Devant le séisme qui met en cause toute la crédibilité des contrôles et une rumeur qui se répand laissant entendre que Fabrice Souloy n’aurait pas été le seul, ou le premier, à dépasser largement la ligne jaune, les instances nationales (Fédération, SECF, France Galop) mais également l’UET (Union Européenne du Trot), jouent la carte de l’extrême prudence. Ils expliquent que des procédures sont enclenchées mais à marche lente. De même, la justice sera nécessairement saisie. On peut douter parallèlement d’une intervention autoritaire de la tutelle (Ministère de l’Agriculture) qui en pleine période électorale tient à rester le plus possible en dehors d’un dossier brûlant.

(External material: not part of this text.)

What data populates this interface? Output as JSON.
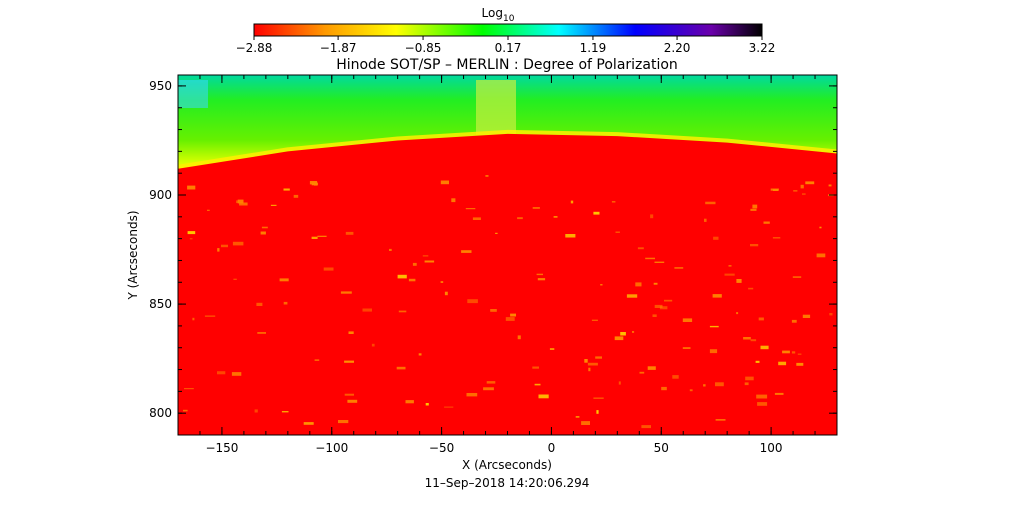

A la société du Cheval Français la prudence reste tout autant de mise avec le principe « dans le doute, abstiens-toi » tout en affirmant une volonté de nettoyer, s’il le faut, les écuries d’Augias. A supposer qu’une cascade de cas positifs soit avérée, les retombées risquent d’être considérables et la méfiance des parieurs accrue. Les scandinaves vont être voués aux gémonies et nos chers dirigeants troublés dans leur quiétude. Quelle horreur, alors que l’on est si tranquille chez nous et entre amis.